There are a number of tools for controlling custom normals. Any tool that adjusts custom normals requires that autosmooth be enabled. I recommend setting autosmooth angle to 180 when messing about with custom normals, as there are circumstances where Blender can create custom normals for only some verts, leading to autosmoothing other verts.
While there are a number of ways to individually tune normals, I don't find that useful. It's too easy to screw things up, and you can easily have too many normals to be able to meaningfully tune. Thankfully, there are a lot of other great tools you can use to modify normals en masse.
Your first tool is a normal edit modifier, which can let you create custom normals from the position of some other object-- either radially from the position of that object, or parallel directional normals, from the origin to the object. These are useful for creating simple spherical or flat normals. You can tune the mix factor and limit with a vertex group. You can apply the modifier to write the custom normals, or leave the modifier live.

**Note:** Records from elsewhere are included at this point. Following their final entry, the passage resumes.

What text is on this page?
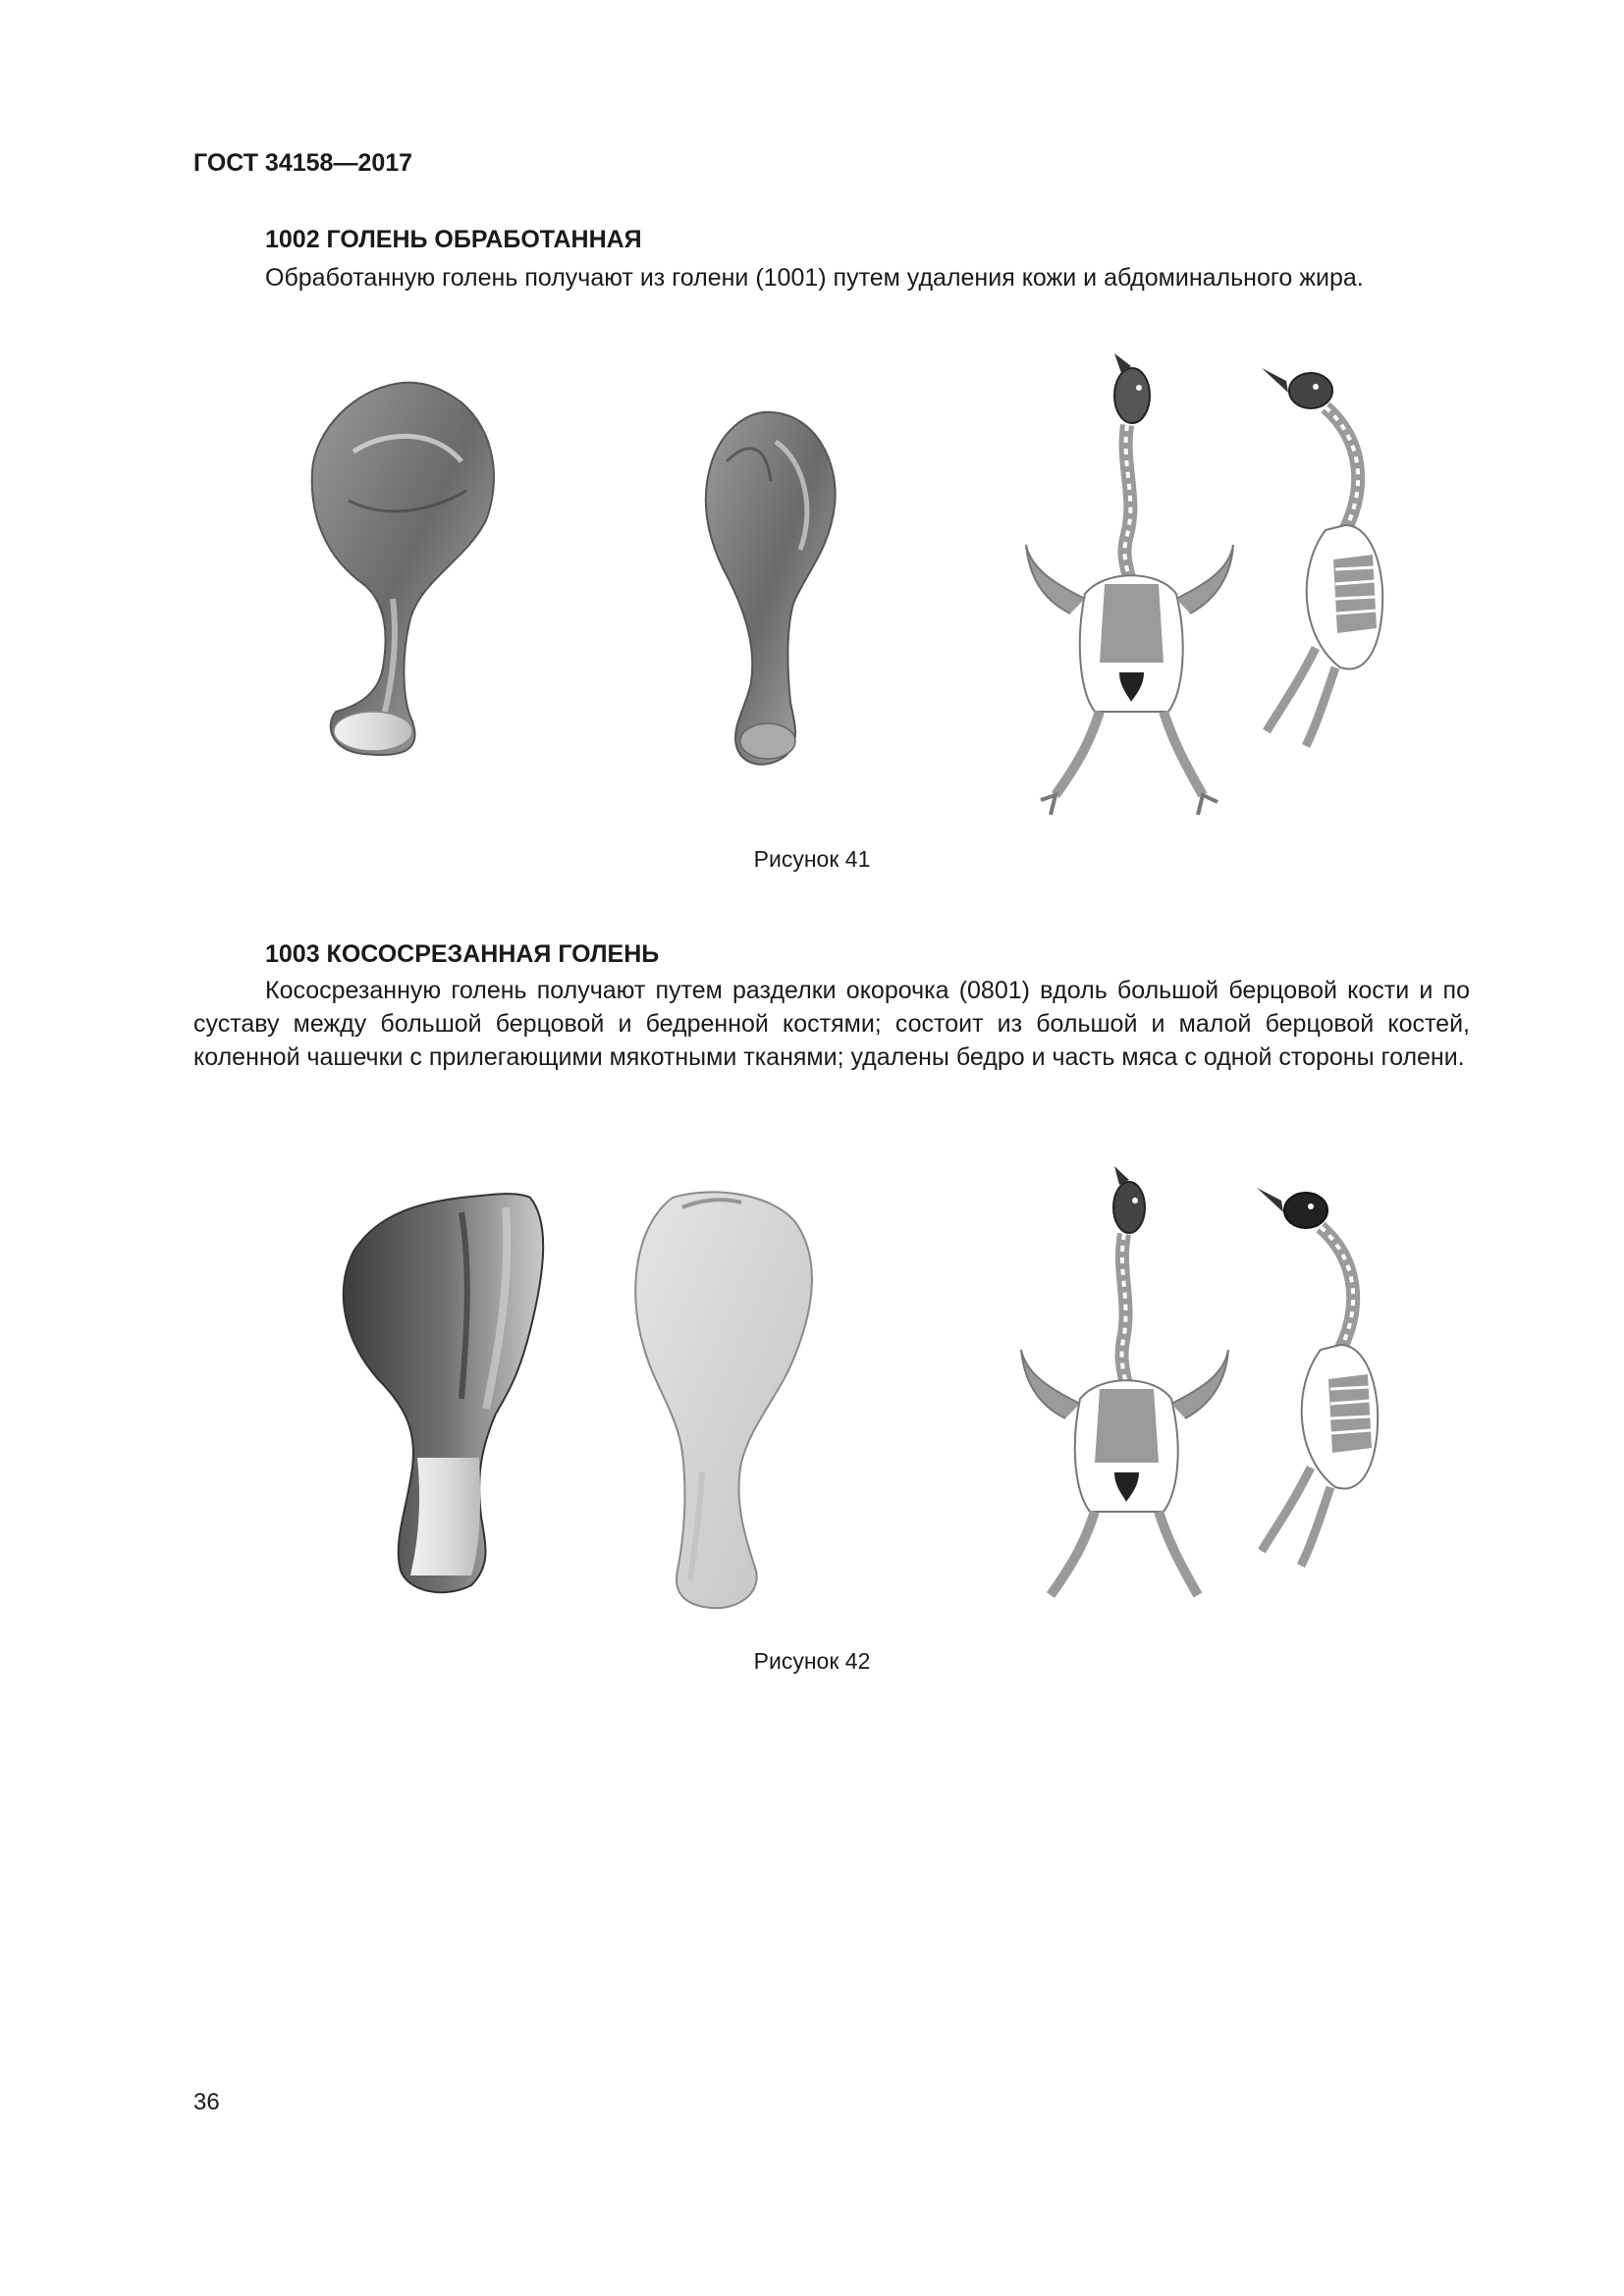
ГОСТ 34158—2017
1002 ГОЛЕНЬ ОБРАБОТАННАЯ
Обработанную голень получают из голени (1001) путем удаления кожи и абдоминального жира.
Рисунок 41
1003 КОСОСРЕЗАННАЯ ГОЛЕНЬ
Кососрезанную голень получают путем разделки окорочка (0801) вдоль большой берцовой кости и по суставу между большой берцовой и бедренной костями; состоит из большой и малой берцовой костей, коленной чашечки с прилегающими мякотными тканями; удалены бедро и часть мяса с одной стороны голени.
Рисунок 42
36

For more complicated normals, I'll generally use a data transfer modifier that copies the normals that I want from some other object. This lets me tune normals exactly how I want, but through the use of all of the mesh tools with which I'm familiar; I can easily visualize the normals, and with reasonable choices, I'll always get continuous, reasonable normals (unlike manually editing normals):
For this kind of task, nearest face interpolated is my preferred mapping. Again, I can limit with a vertex group; I can apply or leave live.
Note that if the goal is use in a different renderer, you need to apply, and while live custom normals can fix a lot of topo problems, applied custom normals can't. However, it is relatively easy to recreate most live custom normals in a game engine shader if needed.
Sometimes I'll do a data transfer of normals, by topology, from a copy of the mesh:
Left to right: base Suzanne, Suzanne with data transferred normals, mesh edited Suzanne used as target of data transfer.
This is pretty much the nuke level of normal editing. I can create any normals I want, I can use any mesh editing tool I can dream up to create those normals, and I'm guaranteed smooth, mesh-appropriate normals.